Emily Barton ’87
“Revise, revise, revise.”
“Young writers need encouragement to express their ideas and validation that their thoughts are worthwhile. At the same time, many shy away from get-your-hands-dirty revision. But under the guidance of Kent Place’s gifted English teachers, we learned to write and revise. Every essay went through two or three drafts. We chose more persuasive passages to quote; refined our interpretations; used stronger words. Each draft grew incrementally more supple and assured.
“Faculty supported creative endeavors with mindful critique. Dr. Cole read a draft of a novella I wrote — and returned it with pages of notes. Mr. Pridham, our beloved drama teacher, agreed to produce a play I wrote, but first interrogated everything from individual lines to the play’s dramatic arc.
“Kent Place’s teaching serves me well as a writer. When The New York Times Book Review asks me to write 600 words about a book, I can’t come back to them saying, “Oh hey, I couldn’t fit my ideas into 600 words, so I wrote a thousand.” The first draft always runs long, and then, line by line and draft by draft, I jettison and condense.

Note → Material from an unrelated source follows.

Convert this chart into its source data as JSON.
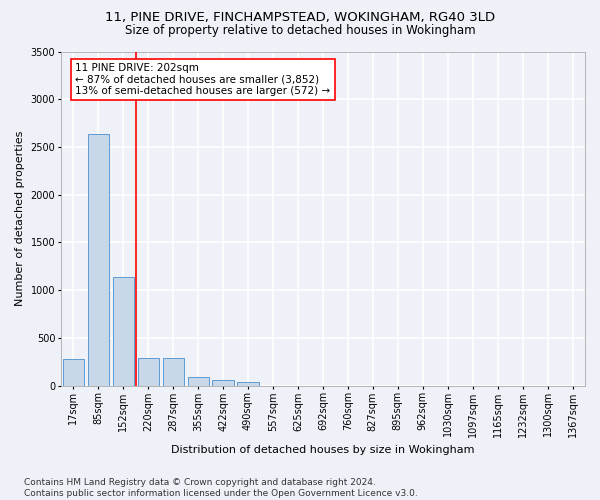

“These skills also have broader applicability. Scientists and businesspeople know that while their first thoughts may be their best thoughts, expressing an idea perfectly can take many drafts. And as all of us grow as people and in our careers, we need to be able to revise our original plans. Maybe the first major we picked in college wasn’t right; maybe, after years in a given field, we want to change course. Kent Place women learn the critical skills, self-confidence, and flexibility we need to make confident, agile revisions.”